Many visitors to Uganda travel through the south of the country. They visit Queen Elizabeth National Park for safari and Kibale National Park to see chimpanzees. The highlight of their trip is Bwindi Impenetrable Forest in the very south-west of the country and a trek into the park in search of Mountain Gorillas. They are often surprised how lush and scenic the country is and finish their trip with a night or two on the shores of Lake Victoria.
If you can spend a few more nights in the country then a stay at Murchison Falls National Park is another highlight that really shouldn’t be missed. Its a wonderful Park, its northern area packed with big game. Its a unique experience to watch them grazing as the waters of the Nile flow past in the background. Within the park lies Murchison Falls, from which the reserve takes its name.
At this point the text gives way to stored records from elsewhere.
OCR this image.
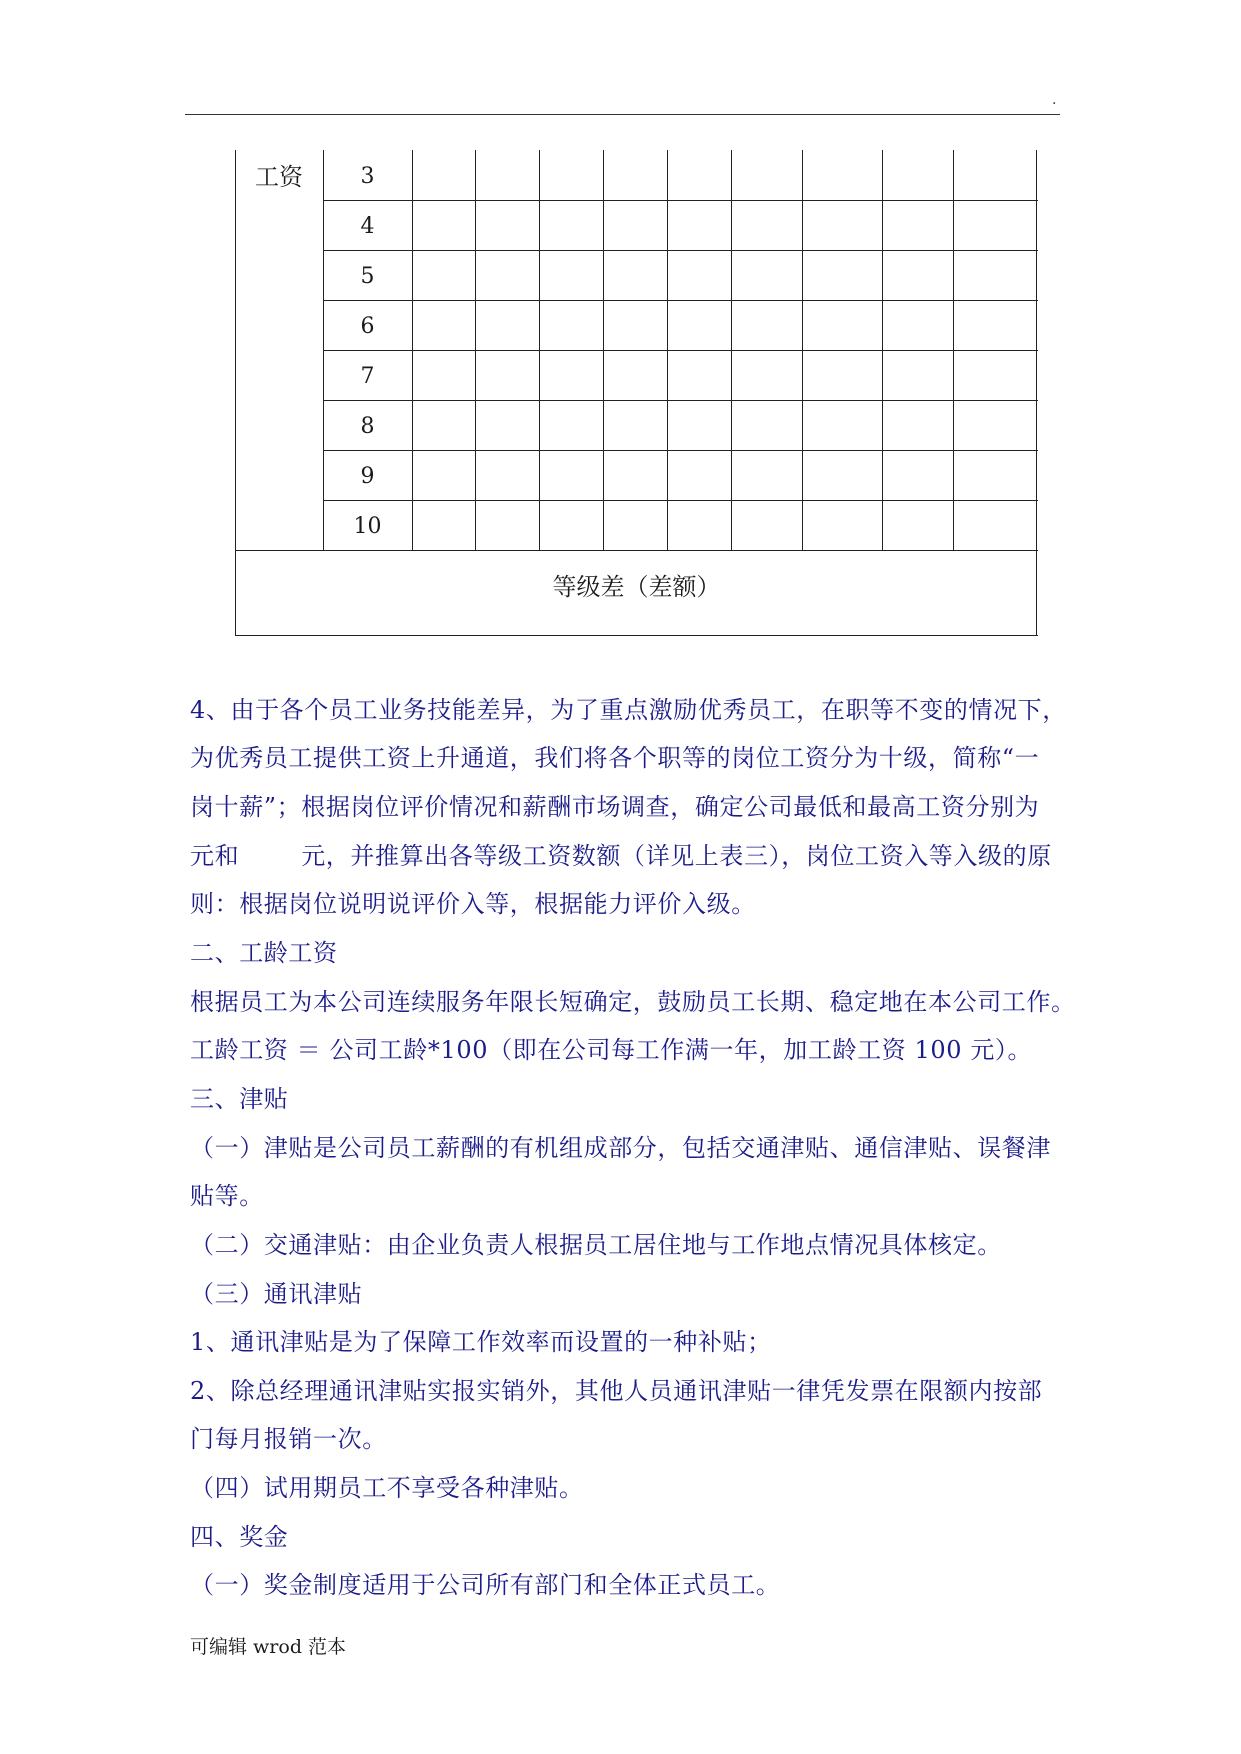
.
工资	3
4
5
6
7
8
9
10
等级差（差额）
4、由于各个员工业务技能差异，为了重点激励优秀员工，在职等不变的情况下，
为优秀员工提供工资上升通道，我们将各个职等的岗位工资分为十级，简称“一
岗十薪”；根据岗位评价情况和薪酬市场调查，确定公司最低和最高工资分别为
元和	元，并推算出各等级工资数额（详见上表三），岗位工资入等入级的原
则：根据岗位说明说评价入等，根据能力评价入级。
二、工龄工资
根据员工为本公司连续服务年限长短确定，鼓励员工长期、稳定地在本公司工作。
工龄工资 ＝ 公司工龄*100（即在公司每工作满一年，加工龄工资 100 元）。
三、津贴
（一）津贴是公司员工薪酬的有机组成部分，包括交通津贴、通信津贴、误餐津
贴等。
（二）交通津贴：由企业负责人根据员工居住地与工作地点情况具体核定。
（三）通讯津贴
1、通讯津贴是为了保障工作效率而设置的一种补贴；
2、除总经理通讯津贴实报实销外，其他人员通讯津贴一律凭发票在限额内按部
门每月报销一次。
（四）试用期员工不享受各种津贴。
四、奖金
（一）奖金制度适用于公司所有部门和全体正式员工。
可编辑 wrod 范本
They were first discovered by the Western world by Samuel & Florence Speke in 1863-4 and named after the then President of the Royal Geographical Society Roderick Speke. They were renamed by Idi Amin to Kabalega Falls in the 1970’s although this name is little used these days.
At the Falls, water from Lakr Kyoga, itself having come from Lake Victoria is forced through a gap in the rock only 7 metres wide. It falls 43 metres and an estimated 300 cubic metres of water of the Victoria Nile per second is forced through this small gap. The noise is deafening and the spray will soak you if the wind is in the wrong direction.
Oil was recently discovered in the western areas of the park and the Government, with financial backing and expertise provided by China, have built large new roads through the reserve to facilitate its extraction.
This included a large spur road to the Falls themselves which the Government maintain is to help facilitate tourism. The size of the road – the width would allow a motorway by UK standards once surfaced has let many to believe that the plans to establish a Hydro-electric plant above the falls, a plan rejected in 2019, is far from dead.
If it happens, it will change the Falls forever. If you want to go, and you should, go soon.